Mills Timothy, Bunnell H Timothy, Patel Rupal
Department of Speech Language Pathology and Audiology, Northeastern University , Boston, MA , USA.
Augment Altern Commun. 2014 Sep;30(3):226-36. doi: 10.3109/07434618.2014.924026. Epub 2014 Jul 15.
Text-to-speech options on augmentative and alternative communication (AAC) devices are limited. Often, several individuals in a group setting use the same synthetic voice. This lack of customization may limit technology adoption and social integration. This paper describes our efforts to generate personalized synthesis for users with profoundly limited speech motor control.

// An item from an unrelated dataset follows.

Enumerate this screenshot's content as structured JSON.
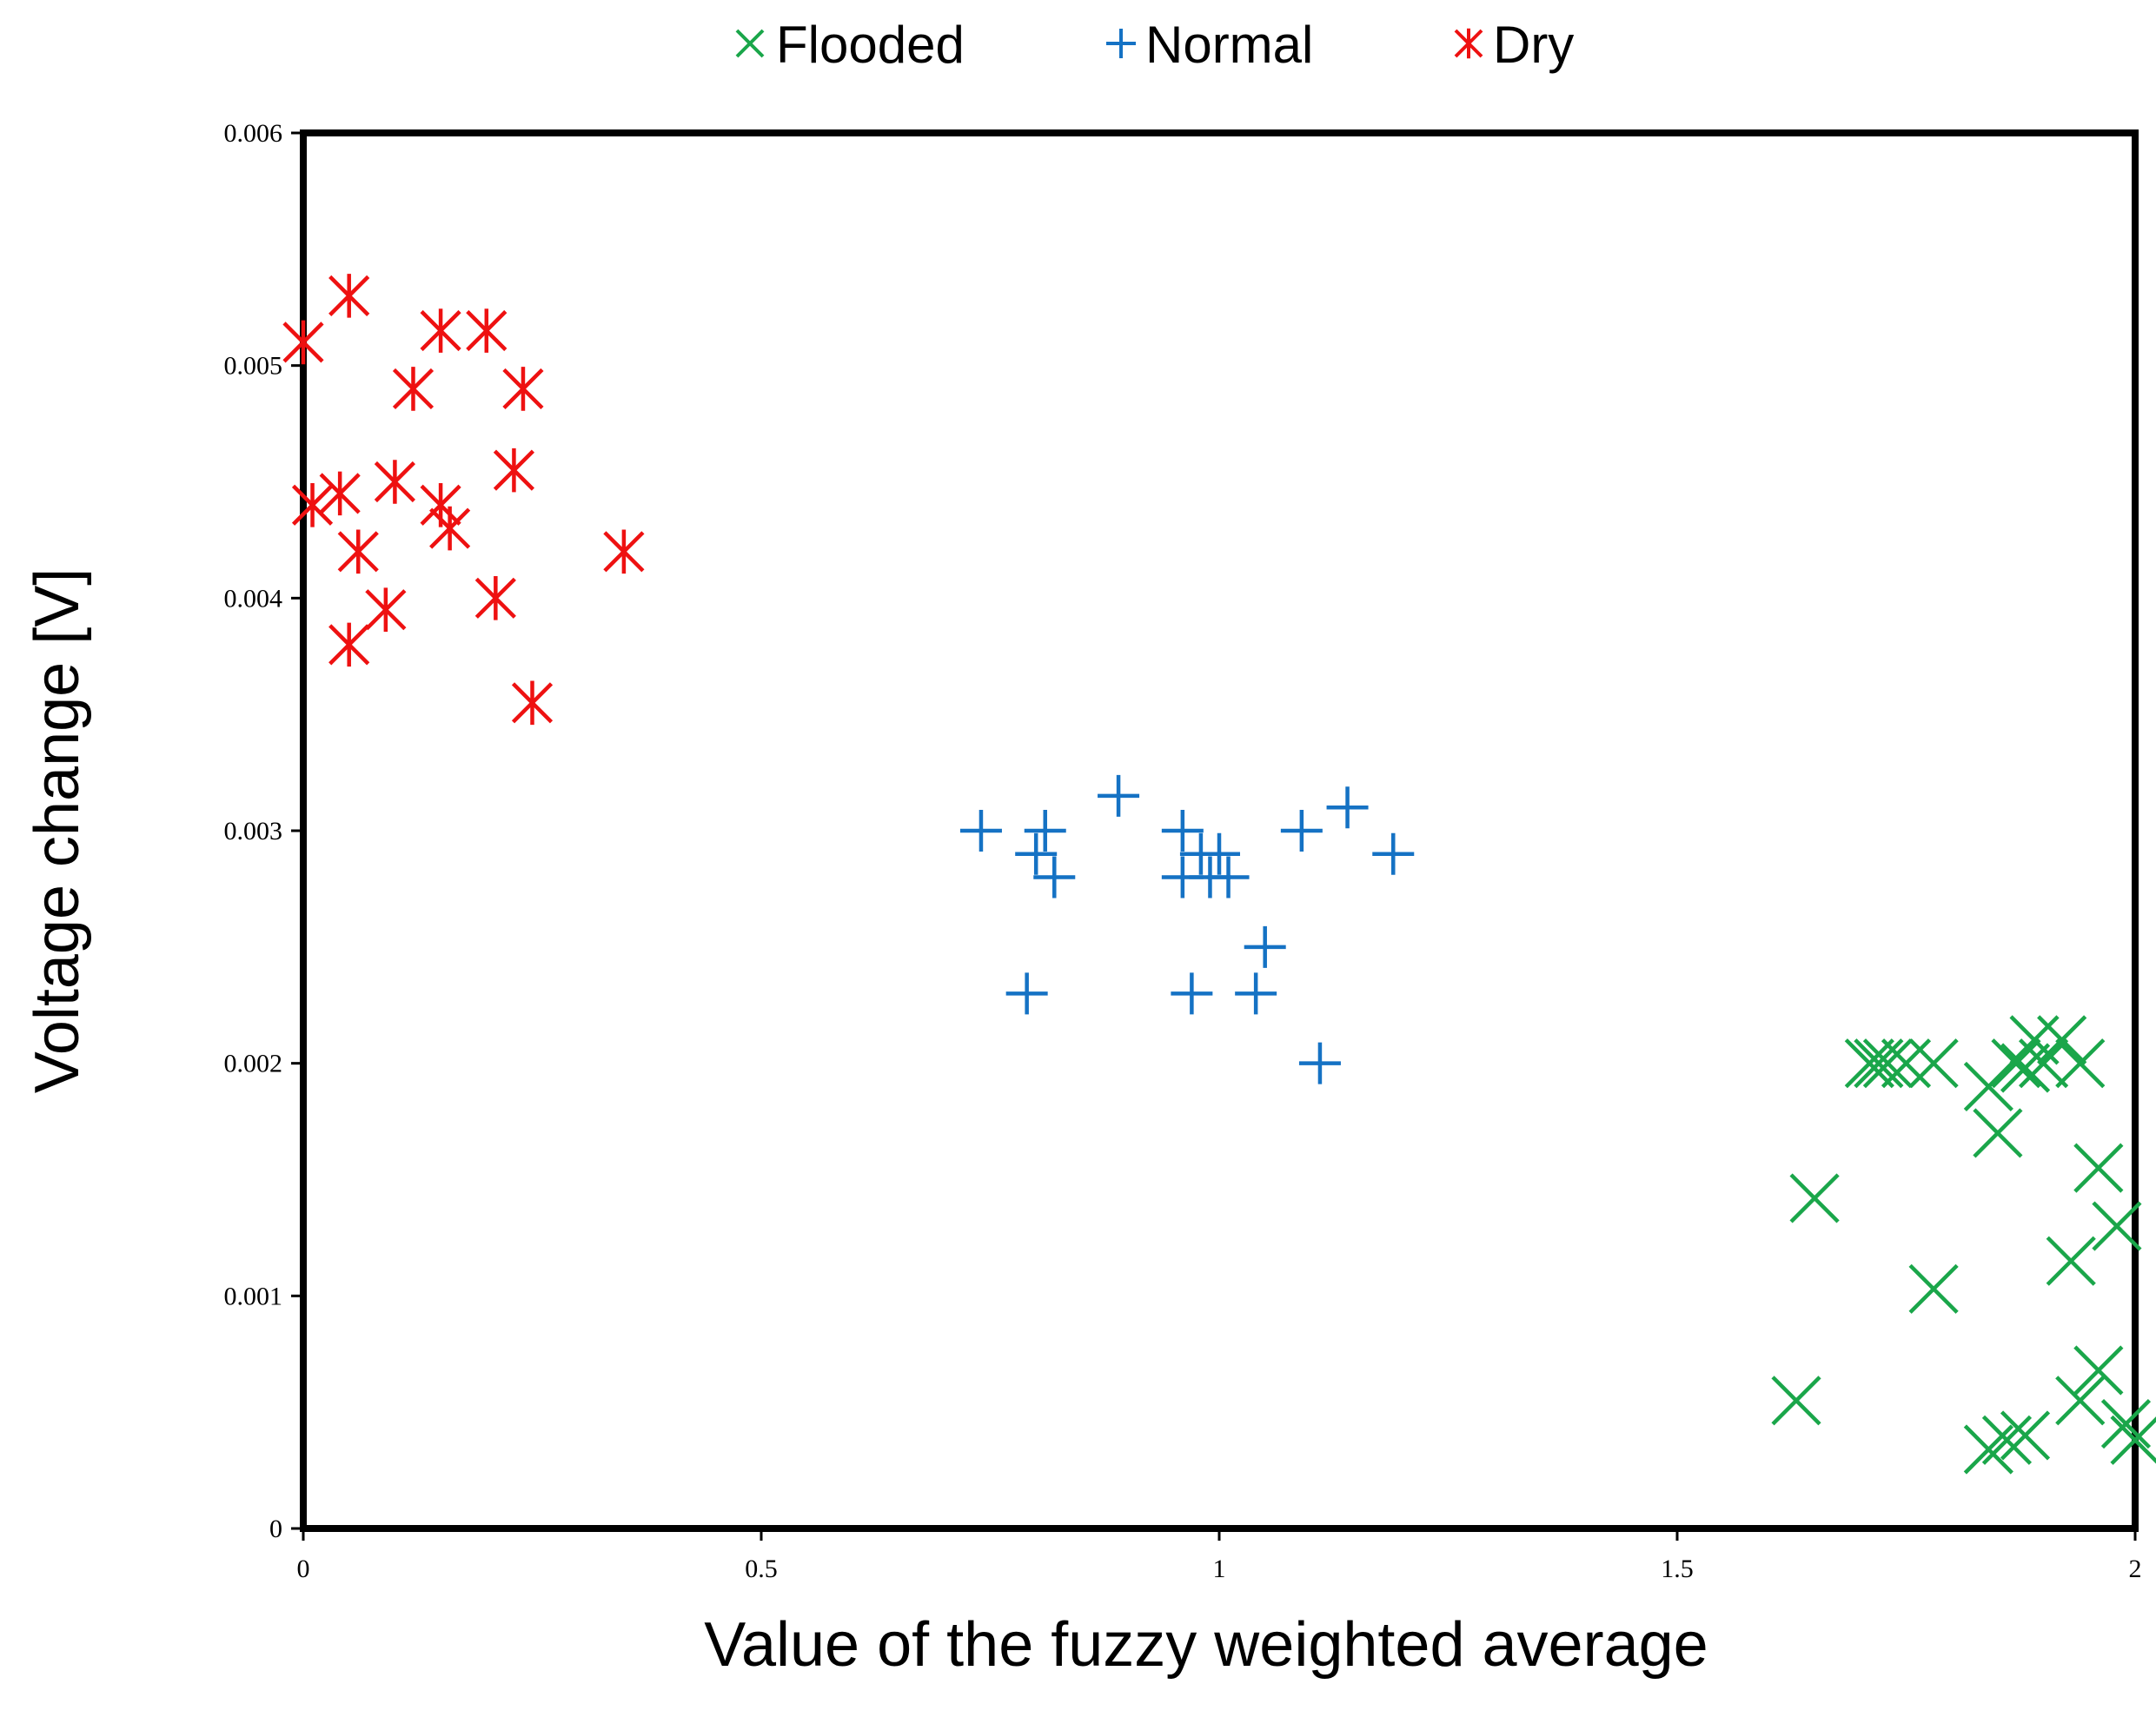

Existing voice banking and voice conversion techniques rely on recordings of clearly articulated speech from the target talker, which cannot be obtained from this population. Our VocaliD approach extracts prosodic properties from the target talker's source function and applies these features to a surrogate talker's database, generating a synthetic voice with the vocal identity of the target talker and the clarity of the surrogate talker. Promising intelligibility results suggest areas of further development for improved personalization.
辅助和替代沟通(AAC)设备上的文本转语音选项有限。通常,在群体环境中,有几个人会使用相同的合成语音。这种缺乏定制性的情况可能会限制技术的采用和社会融合。本文描述了我们为语音运动控制能力极其有限的用户生成个性化合成语音所做的努力。现有的语音库和语音转换技术依赖于目标说话者清晰发音的语音记录,而这类人群无法提供此类记录。我们的VocaliD方法从目标说话者的源函数中提取韵律特征,并将这些特征应用于替代说话者的数据库,生成具有目标说话者声音特征和替代说话者清晰度的合成语音。有前景的可懂度结果为进一步改进个性化发展指明了方向。